Primary FSGS is a rare, progressive kidney disease which can end in kidney failure. Despite its severity and burden for patients, there are currently no approved targeted therapies. There remains a significant unmet need for a targeted therapy that addresses the root cause of the disease.
“Primary FSGS is a serious glomerular disease and an important cause of kidney failure in both children and adults. By targeting the underlying mechanism of primary FSGS, apecotrep reduced proteinuria by 40% compared to placebo, with a favorable tolerability profile in adults,” said Howard Trachtman, Lead Investigator, University of Michigan. “These clinically relevant findings reinforce the importance of further investigation of its potential as a first-in-class targeted treatment for primary FSGS, where the unmet need remains high.”

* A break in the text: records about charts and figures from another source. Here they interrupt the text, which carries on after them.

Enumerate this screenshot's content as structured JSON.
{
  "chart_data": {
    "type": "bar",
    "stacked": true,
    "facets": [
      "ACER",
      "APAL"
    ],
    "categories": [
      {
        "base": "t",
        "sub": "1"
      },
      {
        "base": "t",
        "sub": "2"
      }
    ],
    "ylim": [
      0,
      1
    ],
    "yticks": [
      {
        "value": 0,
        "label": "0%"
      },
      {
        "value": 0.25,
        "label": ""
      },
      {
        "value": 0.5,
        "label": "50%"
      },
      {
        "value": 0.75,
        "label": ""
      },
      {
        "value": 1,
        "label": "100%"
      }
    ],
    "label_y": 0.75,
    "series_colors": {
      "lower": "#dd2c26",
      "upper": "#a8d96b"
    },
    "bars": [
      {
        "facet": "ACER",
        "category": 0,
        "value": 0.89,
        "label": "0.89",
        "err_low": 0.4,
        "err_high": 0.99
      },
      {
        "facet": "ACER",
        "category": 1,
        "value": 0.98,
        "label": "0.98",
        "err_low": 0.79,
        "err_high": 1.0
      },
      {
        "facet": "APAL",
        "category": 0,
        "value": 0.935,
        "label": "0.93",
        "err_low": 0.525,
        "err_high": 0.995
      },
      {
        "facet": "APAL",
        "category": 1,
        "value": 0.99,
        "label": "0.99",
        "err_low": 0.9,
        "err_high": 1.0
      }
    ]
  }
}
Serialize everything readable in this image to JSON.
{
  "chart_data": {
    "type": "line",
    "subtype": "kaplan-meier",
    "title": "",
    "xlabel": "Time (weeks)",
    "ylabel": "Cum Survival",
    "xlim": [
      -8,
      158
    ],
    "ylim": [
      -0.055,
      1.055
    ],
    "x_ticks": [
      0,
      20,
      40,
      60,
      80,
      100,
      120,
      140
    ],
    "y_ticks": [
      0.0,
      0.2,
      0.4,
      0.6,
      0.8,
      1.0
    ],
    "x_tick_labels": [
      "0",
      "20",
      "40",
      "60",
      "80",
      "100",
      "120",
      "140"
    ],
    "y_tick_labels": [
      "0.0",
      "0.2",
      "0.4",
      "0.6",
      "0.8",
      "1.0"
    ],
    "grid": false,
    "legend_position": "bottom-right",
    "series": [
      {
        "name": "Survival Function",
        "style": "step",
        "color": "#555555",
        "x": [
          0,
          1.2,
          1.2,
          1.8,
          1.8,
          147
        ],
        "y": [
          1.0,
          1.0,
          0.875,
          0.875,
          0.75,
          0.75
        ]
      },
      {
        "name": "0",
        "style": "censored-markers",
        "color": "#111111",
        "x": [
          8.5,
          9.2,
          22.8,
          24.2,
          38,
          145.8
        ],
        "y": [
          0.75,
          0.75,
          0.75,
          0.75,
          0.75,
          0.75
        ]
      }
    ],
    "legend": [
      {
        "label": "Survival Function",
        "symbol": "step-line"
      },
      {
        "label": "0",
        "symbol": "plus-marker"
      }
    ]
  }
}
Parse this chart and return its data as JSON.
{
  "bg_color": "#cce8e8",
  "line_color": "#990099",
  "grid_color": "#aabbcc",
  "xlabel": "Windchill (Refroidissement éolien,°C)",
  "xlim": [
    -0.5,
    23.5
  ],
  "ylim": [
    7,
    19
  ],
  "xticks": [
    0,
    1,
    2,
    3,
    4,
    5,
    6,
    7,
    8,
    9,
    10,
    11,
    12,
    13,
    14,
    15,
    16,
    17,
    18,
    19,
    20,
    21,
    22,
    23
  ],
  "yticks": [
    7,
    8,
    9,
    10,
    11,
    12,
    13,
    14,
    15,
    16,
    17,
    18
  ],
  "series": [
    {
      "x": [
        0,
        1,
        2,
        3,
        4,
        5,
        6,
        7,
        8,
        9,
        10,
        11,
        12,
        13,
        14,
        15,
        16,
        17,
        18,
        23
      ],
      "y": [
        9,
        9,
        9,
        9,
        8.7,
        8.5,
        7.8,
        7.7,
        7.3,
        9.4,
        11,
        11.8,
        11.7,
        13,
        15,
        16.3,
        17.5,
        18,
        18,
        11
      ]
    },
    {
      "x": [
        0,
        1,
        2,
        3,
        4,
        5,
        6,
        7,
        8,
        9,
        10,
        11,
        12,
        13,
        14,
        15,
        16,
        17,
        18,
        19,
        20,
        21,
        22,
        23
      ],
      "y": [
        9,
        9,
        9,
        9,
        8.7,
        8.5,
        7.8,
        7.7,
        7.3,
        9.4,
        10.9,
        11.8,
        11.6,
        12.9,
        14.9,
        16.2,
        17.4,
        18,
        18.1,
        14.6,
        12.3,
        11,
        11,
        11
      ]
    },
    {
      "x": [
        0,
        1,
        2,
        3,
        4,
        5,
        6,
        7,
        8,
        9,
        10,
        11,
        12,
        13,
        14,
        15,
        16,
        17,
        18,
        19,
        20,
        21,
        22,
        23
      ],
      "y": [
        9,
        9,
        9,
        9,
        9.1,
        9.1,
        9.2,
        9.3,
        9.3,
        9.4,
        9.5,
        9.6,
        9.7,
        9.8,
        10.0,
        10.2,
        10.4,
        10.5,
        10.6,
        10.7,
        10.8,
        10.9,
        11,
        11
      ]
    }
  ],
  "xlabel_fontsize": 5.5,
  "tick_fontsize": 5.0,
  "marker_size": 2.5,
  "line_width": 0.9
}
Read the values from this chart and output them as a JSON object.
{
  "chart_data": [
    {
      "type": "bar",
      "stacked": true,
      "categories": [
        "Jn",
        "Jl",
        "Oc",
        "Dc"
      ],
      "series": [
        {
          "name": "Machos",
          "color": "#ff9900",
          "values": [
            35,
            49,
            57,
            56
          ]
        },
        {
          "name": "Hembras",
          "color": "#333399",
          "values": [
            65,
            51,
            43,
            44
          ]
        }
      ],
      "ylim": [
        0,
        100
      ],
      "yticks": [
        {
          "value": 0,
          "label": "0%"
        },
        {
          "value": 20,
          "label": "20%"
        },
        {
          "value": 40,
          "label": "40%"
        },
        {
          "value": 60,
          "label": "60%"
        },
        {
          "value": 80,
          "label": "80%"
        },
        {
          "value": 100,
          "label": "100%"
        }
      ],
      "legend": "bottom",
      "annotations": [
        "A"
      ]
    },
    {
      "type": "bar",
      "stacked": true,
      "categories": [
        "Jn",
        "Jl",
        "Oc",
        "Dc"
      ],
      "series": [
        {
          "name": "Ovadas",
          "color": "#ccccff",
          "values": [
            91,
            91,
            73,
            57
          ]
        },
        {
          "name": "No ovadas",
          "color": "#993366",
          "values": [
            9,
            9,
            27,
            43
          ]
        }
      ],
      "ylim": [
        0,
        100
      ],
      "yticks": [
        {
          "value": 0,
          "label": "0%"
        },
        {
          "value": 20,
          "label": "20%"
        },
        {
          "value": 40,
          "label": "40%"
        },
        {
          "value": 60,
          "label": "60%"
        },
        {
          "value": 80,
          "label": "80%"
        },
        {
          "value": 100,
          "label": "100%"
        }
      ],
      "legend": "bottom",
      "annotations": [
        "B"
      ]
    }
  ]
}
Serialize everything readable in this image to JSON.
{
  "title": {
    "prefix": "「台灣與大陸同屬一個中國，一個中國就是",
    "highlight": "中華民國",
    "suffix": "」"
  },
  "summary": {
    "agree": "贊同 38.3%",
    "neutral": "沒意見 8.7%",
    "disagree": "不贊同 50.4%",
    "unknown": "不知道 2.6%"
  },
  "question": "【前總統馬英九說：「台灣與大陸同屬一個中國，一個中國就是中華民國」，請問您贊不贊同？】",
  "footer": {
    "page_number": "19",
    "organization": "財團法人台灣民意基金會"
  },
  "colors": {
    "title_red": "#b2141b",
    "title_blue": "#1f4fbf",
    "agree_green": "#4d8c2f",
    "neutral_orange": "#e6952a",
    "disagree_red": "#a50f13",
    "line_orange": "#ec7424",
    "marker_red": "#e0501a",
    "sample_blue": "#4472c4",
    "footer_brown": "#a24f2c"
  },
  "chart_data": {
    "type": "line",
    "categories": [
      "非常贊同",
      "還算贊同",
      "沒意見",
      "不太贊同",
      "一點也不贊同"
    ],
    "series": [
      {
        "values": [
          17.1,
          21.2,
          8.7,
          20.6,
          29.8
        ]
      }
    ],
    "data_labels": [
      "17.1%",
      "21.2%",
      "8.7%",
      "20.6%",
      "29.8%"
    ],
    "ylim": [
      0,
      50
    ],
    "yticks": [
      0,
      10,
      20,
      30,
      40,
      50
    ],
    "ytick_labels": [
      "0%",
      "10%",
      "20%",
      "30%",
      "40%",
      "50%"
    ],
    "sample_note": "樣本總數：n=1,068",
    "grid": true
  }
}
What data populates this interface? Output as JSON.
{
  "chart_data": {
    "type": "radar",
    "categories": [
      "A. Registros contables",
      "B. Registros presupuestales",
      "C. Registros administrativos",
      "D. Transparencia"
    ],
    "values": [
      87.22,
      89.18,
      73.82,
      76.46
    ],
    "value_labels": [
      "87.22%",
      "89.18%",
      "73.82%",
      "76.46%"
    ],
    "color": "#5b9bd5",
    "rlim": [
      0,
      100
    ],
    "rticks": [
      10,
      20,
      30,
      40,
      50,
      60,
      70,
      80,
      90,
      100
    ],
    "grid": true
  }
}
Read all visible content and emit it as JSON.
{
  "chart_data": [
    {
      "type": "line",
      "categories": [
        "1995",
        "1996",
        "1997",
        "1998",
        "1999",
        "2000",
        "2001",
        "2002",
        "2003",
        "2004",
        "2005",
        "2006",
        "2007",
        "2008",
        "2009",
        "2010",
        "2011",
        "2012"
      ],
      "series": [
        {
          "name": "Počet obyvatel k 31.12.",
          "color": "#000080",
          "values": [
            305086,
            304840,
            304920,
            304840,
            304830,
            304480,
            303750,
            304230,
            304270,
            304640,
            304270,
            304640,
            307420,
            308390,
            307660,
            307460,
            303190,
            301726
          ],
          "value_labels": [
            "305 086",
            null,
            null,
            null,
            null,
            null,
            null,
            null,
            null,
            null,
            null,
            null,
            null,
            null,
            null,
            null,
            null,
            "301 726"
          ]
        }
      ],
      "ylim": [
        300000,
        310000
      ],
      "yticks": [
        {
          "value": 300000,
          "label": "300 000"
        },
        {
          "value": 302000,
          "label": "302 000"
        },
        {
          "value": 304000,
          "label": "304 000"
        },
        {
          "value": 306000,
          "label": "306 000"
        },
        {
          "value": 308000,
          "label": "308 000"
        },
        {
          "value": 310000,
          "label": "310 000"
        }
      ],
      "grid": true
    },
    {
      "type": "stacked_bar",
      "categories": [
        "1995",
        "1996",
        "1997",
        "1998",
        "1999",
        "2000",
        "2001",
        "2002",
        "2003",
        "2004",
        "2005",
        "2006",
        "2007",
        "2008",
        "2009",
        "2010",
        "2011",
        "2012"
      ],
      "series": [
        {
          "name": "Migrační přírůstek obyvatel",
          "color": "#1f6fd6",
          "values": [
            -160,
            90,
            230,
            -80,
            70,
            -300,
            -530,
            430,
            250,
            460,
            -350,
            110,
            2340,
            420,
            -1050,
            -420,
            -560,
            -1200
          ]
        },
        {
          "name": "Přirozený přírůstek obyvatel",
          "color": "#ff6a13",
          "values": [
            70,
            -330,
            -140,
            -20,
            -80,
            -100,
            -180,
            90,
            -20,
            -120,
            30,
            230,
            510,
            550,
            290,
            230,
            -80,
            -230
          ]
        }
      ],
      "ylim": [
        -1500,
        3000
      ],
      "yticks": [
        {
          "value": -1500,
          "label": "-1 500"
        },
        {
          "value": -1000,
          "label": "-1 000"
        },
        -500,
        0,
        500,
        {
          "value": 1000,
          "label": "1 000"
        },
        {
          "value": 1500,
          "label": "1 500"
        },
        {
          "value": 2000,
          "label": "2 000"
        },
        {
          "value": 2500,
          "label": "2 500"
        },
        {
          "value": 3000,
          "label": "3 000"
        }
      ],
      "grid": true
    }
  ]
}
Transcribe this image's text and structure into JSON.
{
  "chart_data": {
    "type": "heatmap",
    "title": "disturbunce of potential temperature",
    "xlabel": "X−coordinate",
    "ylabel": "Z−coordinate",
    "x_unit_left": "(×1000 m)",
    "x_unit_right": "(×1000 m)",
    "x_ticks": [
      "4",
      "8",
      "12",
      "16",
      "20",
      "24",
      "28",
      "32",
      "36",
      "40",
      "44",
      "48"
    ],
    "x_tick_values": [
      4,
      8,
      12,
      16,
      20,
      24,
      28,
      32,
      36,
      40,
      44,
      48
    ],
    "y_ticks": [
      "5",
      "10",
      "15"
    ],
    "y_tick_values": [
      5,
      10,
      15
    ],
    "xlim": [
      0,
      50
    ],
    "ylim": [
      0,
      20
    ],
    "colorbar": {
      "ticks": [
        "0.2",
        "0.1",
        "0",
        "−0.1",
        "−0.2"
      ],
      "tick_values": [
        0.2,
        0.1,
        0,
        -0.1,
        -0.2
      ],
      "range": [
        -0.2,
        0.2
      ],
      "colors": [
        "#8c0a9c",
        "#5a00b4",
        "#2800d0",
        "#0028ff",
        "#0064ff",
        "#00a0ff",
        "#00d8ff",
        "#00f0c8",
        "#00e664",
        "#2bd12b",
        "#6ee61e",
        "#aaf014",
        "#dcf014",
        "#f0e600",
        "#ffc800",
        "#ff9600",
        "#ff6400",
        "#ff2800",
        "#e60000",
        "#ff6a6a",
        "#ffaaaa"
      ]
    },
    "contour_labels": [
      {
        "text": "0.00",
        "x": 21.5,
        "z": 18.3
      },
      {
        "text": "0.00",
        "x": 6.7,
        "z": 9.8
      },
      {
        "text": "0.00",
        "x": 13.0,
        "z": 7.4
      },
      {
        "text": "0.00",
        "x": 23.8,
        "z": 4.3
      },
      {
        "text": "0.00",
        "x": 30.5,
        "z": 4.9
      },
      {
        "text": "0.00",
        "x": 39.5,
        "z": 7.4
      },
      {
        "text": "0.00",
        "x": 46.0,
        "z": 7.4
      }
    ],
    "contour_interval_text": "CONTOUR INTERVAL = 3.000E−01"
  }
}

In primary FSGS, the protein Transient Receptor Potential Channel 6 (TRPC6) is hypothesized to be overactivated on podocytes, cells responsible for the kidney’s filtration system.8 This allows excessive calcium to enter the cells, causing progressive podocyte injury and loss, and ultimately, proteinuria and kidney disease progression. Apecotrep intends to protect podocytes and slow down disease progression by decreasing proteinuria.
Highlighting its potential as a new treatment option for primary FSGS, apecotrep was granted Breakthrough Therapy Designation by the Center for Drug Evaluation (CDE) of the National Medical Products Administration of China and Orphan Drug Designations by the European Medicines Agency (EMA) and the Japanese Ministry for Health, Labour and Welfare (MHLW).
About apecotrep (BI 764198) and the Phase II trial
Apecotrep is an investigational, potential first-in-class, oral, once daily, non-immunosuppressive TRPC6 inhibitor that is being developed as a potential treatment for people living with primary FSGS. Its mechanism of action intends to counter the overactivation of TRPC6, a protein channel essential for the structure and function of podocytes, which are specialized cells responsible for the kidney’s filtration system.9 The compound was discovered and developed by Boehringer Ingelheim, and is part of its Cardiovascular-Renal-Metabolic portfolio.
In the Phase II trial, a response to treatment defined as greater than or equal to 25% reduction in urine protein-creatinine ratio (UPCR) was observed in 35% of participants receiving apecotrep across all dose groups after 12 weeks, compared to 1 out of 14 (7.1%) in the placebo arm. The greatest proportion of patients responding to apecotrep were in the 20mg dose (44.4%). Furthermore, a 40% (p=0.0024) reduction in UPCR compared to placebo was observed with 20 mg dose. Finally, apecotrep was generally well-tolerated.
About FSGS
Focal segmental glomerulosclerosis (FSGS) is a type of podocytopathy in which podocyte injury and loss result in excess protein in the urine (proteinuria). Approximately, 50% of people with primary FSGS progress to end-stage kidney disease (ESKD) within 5-10 years. FSGS is a leading cause of nephrotic syndrome in adults and is estimated to affect up to 0.8 per 100,000 population globally.7 The condition is associated with scarring in the kidney’s filtering units called glomeruli and causes swelling of legs and other parts of the body, foamy urine, fatigue, weight gain, high blood pressure, and cholesterol increase. Primary FSGS means that the disease occurs without a known cause, while secondary FSGS is caused by another known cause such as infection, diabetes or obesity.11 Additionally, genetic FSGS results from mutations in podocyte or glomerular basement membrane proteins or specific susceptibility genes such as TRPC6.